服务员端着第二道菜过来时,看着空空如也的盘子也忍不住问道:“刚才我有给你们上过一道菜吗?”
众人不语,就盯着服务员手里的那盘菜。
服务员迟疑着放下盘子来,然后他的疑惑就随着亲眼看到的菜肴的消失速度而解除了。
放心地去端下一盘菜的服务员是拿着两个空盘子走的。
最后一盘菜因为需要的烹饪时间长,所以上得比较慢。
好在六个饿死鬼已经差不多饱了,甚至还想让最后一道菜上得再慢一点,好让他们多消化一会儿。
但比最后一道菜先来的,是楼下的骚动。
“什么!明明是你先动的手!”
“分明是你们这些不讲理的先动的手!别混淆黑白!”
“冷静,两位客人冷静点……”
“混淆黑白?跟一群眼睛长在屁股上的玩意儿?呵呵,我们可从不干这种蠢事!”
“别打架,有事好好说啊……”
“你们这群没眼睛的看不清楚这是屁股还是脸是吧?一群蠢货,天天就会打打杀杀,什么时候能长点脑子?”
“哎!不要打!”
……
以上的对话掺着接二连三的陶瓷被击碎的声响。
白里拉着透红到楼梯口往下探了探情况:两队人打斗纠缠在一起,周围的桌椅无一不是缺胳膊少腿的,陶瓷碎片几乎铺满了地板,但打斗依然没有停下的意思。有心狠手辣的直接把自己的对手往陶瓷碎片上摁,听见对方的惨叫也不罢休,继续施展拳打脚踢,要逼得对方没了声息……

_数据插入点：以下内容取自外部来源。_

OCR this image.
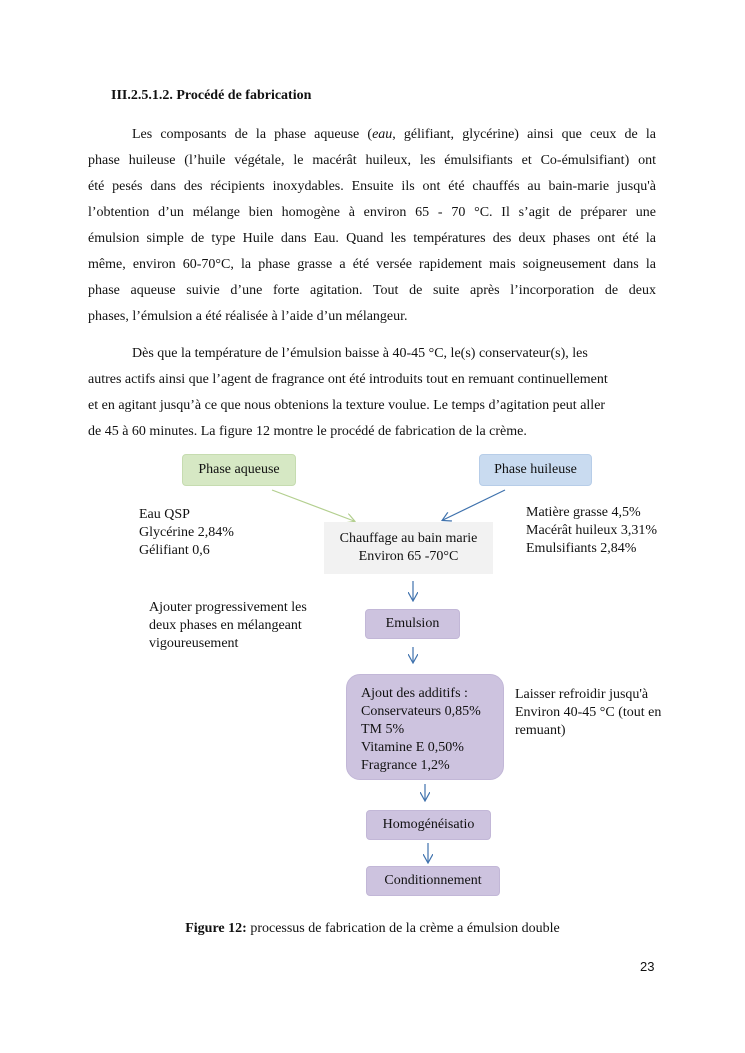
III.2.5.1.2. Procédé de fabrication

Les composants de la phase aqueuse (eau, gélifiant, glycérine) ainsi que ceux de la
phase huileuse (l’huile végétale, le macérât huileux, les émulsifiants et Co-émulsifiant) ont
été pesés dans des récipients inoxydables. Ensuite ils ont été chauffés au bain-marie jusqu'à
l’obtention d’un mélange bien homogène à environ 65 - 70 °C. Il s’agit de préparer une
émulsion simple de type Huile dans Eau. Quand les températures des deux phases ont été la
même, environ 60-70°C, la phase grasse a été versée rapidement mais soigneusement dans la
phase aqueuse suivie d’une forte agitation. Tout de suite après l’incorporation de deux
phases, l’émulsion a été réalisée à l’aide d’un mélangeur.

Dès que la température de l’émulsion baisse à 40-45 °C, le(s) conservateur(s), les
autres actifs ainsi que l’agent de fragrance ont été introduits tout en remuant continuellement
et en agitant jusqu’à ce que nous obtenions la texture voulue. Le temps d’agitation peut aller
de 45 à 60 minutes. La figure 12 montre le procédé de fabrication de la crème.

Phase aqueuse	Phase huileuse
Eau QSP
Glycérine 2,84%
Gélifiant 0,6
Matière grasse 4,5%
Macérât huileux 3,31%
Emulsifiants 2,84%
Chauffage au bain marie
Environ 65 -70°C
Ajouter progressivement les
deux phases en mélangeant
vigoureusement
Emulsion
Ajout des additifs :
Conservateurs 0,85%
TM 5%
Vitamine E 0,50%
Fragrance 1,2%
Laisser refroidir jusqu'à
Environ 40-45 °C (tout en
remuant)
Homogénéisatio
Conditionnement
Figure 12: processus de fabrication de la crème a émulsion double
23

店老板颤巍巍地站在楼梯边上,红着眼眶,劝架的话一句都说不出口了,就只能干看着这场愈演愈烈的打斗。
“芬刻人?”白里看着那眼熟的服饰,难得记的起名字来。
“嗯。”透红应道。
楼下的客人都走干净了,二楼的也有来楼梯口看热闹的,一边看一边退,直道血溅到楼上来,他们才尖叫着跑开。
透红拉了白里一把,躲过了直面而来的一滩血。
白里皱眉,跟透红抱怨道:“他们又出什么毛病了,吃个饭也吵得这么厉害,直奔华都的监狱来的吧。”
透红也皱着眉,那鲜血越溅越高,看着不舒服极了:“把他们都困起来,附近的士兵差不多也要来了。别露脸。”
白里应了声,往后退了几步,把一楼的惨状看得更加清楚一些。
楼下打架的也不傻,那从地板上突然冒出来把他们困住的藤蔓一看就有猫腻,全身上下只有眼睛能动的人架也打不动了,又转为口水战,用恶毒的语言不断抨击对方。
一直到士兵过来,把两队人一并抓走了,餐馆里才安静下来。
其实也安静不下来。随着那群不讲理是的芬刻人离开,呆站在楼梯口的老板终于忍不住眼泪哭了出来。
这餐馆开了十余年,是他们两代人的心血,如今被这群人一闹,生意要惨淡一阵不说,这满地的带着血的碎片和东倒西歪的破桌椅让老板连收拾都没地下手。
老板转头上了楼,跟二楼的客人们道了歉,也没收钱,领着他们从后门出去了。
“他们怎么回事啊,突然就打起来了。”沁雅心有余悸地问。
透红只顾着要搓掉还是不小心染上了衣摆的血迹,拽着白里摇摇晃晃地走着。
白里就跟他们讲解了这非常有缘分的芬刻人。